En fait, au-delà des anniversaires, l’intérêt pour le conflit ne subsiste, je pense, que par les liens personnels. On le voit, depuis dix ou vingt ans, par la publication de souvenirs de poilus sortis des greniers. Au cours de mes recherches et de mes publications, les passionnés que j’ai rencontrés l’étaient quasi uniquement par les liens du sang, si je puis dire : un grand-père qui a fait la guerre, des origines familiales sur un lieu de bataille. Une vision plus détachée des choses se limite à des milieux intellectuels dont les débats, me semble-t-il, n’excitent pas les foules.

Au surlendemain de la bataille du 22 août 1914. Aquarelle de Nestor Outer.

« Dans les blés, au surlendemain de la bataille de Virton » (22 août 1914). Aquarelle de Nestor Outer (1915).

Olivier Favier : Le centenaire de la guerre est l’occasion de nombreuses publications, dont l’intérêt est variable et dans lesquelles les lecteurs peuvent avoir du mal à se retrouver.
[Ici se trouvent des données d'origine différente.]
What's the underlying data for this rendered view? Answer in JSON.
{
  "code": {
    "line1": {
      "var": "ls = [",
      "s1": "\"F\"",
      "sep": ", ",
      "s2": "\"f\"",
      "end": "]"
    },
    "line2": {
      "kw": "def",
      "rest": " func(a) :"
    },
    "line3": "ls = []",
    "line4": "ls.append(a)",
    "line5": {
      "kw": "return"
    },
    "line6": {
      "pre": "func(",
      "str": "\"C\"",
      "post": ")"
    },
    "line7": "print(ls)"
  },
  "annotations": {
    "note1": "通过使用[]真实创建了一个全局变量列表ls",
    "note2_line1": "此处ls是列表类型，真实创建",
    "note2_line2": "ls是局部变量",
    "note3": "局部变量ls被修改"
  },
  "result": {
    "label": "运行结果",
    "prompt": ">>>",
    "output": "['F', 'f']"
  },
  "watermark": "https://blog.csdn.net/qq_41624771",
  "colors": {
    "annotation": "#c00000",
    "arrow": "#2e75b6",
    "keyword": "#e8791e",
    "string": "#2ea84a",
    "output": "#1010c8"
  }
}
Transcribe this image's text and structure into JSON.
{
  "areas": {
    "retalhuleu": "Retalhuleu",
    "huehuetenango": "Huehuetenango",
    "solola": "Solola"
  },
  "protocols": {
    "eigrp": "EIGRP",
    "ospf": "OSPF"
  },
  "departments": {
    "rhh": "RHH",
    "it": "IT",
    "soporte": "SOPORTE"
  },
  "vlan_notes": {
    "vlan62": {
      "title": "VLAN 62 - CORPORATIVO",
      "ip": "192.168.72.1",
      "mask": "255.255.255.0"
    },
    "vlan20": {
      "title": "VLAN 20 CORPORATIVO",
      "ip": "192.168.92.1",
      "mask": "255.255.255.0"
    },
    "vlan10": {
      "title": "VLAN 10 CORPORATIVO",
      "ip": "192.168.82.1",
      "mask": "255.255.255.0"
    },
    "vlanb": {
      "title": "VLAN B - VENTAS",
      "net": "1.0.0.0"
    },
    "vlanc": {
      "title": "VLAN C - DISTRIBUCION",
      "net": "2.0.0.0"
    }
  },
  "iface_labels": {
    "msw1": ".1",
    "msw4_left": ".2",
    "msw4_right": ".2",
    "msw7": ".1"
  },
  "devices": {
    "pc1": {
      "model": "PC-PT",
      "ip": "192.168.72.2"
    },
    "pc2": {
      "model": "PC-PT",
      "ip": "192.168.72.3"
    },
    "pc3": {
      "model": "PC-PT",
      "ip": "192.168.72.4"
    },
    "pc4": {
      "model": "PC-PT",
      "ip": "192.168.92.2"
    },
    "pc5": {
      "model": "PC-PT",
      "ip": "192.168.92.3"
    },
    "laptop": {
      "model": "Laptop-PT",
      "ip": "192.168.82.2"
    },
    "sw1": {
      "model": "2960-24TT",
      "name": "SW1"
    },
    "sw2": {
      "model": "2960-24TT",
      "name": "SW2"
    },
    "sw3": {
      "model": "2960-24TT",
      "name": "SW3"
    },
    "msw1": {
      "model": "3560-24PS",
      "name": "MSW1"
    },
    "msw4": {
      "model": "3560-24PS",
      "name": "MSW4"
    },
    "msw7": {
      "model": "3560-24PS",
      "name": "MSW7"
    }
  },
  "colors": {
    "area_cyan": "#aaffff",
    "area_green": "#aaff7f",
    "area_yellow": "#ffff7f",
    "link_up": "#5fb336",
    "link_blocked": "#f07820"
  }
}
En l’absence de témoins directs, il est néanmoins fort probable que la ferveur mémorielle liée à cette période tragique faiblira passé cette occasion. Ce sera peut-être l’occasion de rendre, loin d’enjeux qui leur sont étrangers, la parole aux historiens. Quels sont vos prochains terrains d’investigation et quels sont ceux que vous pensez prioritaires concernant cette période ?

Jean-Claude Delhez : Sur 14-18, il reste énormément à faire. Le problème, c’est qu’on ne le sait pas et que personne n’a envie de se fatiguer à le faire. Donc, je pense que la logique actuelle va se poursuivre, c’est-à-dire que le niveau va empirer. Maintenant, il ne faut pas se leurrer, cette période intéresse peu, en dehors du coup de projecteur actuel et très passager. L’image qui en est donnée, partiellement erronée, ne fait d’ailleurs pas envie. J’imagine qu’on poursuivra pour l’éternité des débats entre universitaires sur le sexe des anges. En même temps, mal comprendre 14-18 ne change rien au quotidien de l’homme d’aujourd’hui. Tout cela n’est pas grave, ce n’est que du loisir intellectuel, rien de plus.

En ce qui me concerne, j’ai terminé mes recherches sur le sujet par la publication, il y a quelques semaines, d’un livre consacré à l’espionnage. J’écris un ultime ouvrage d’histoire, en ce moment, sur 1940 cette fois. Pour la suite, j’ai des projets mais dans des domaines totalement différents, notamment un essai sur la société de consommation.

Le repli de l'armée française. Aquarelle de Nestor Outer. La ressemblance avec "Cavalerie rouge" de Kasimir Malevitch (1928 -1932) est particulièrement frappante.

« Soir tragique à Brevannes ». Aquarelle de Nestor Outer (1914). L’armée française se replie après avoir perdu 7000 hommes sur la route et dans la forêt de Rossignol. La ressemblance avec « Cavalerie rouge » de Kasimir Malevitch (1928 -1932) est particulièrement frappante.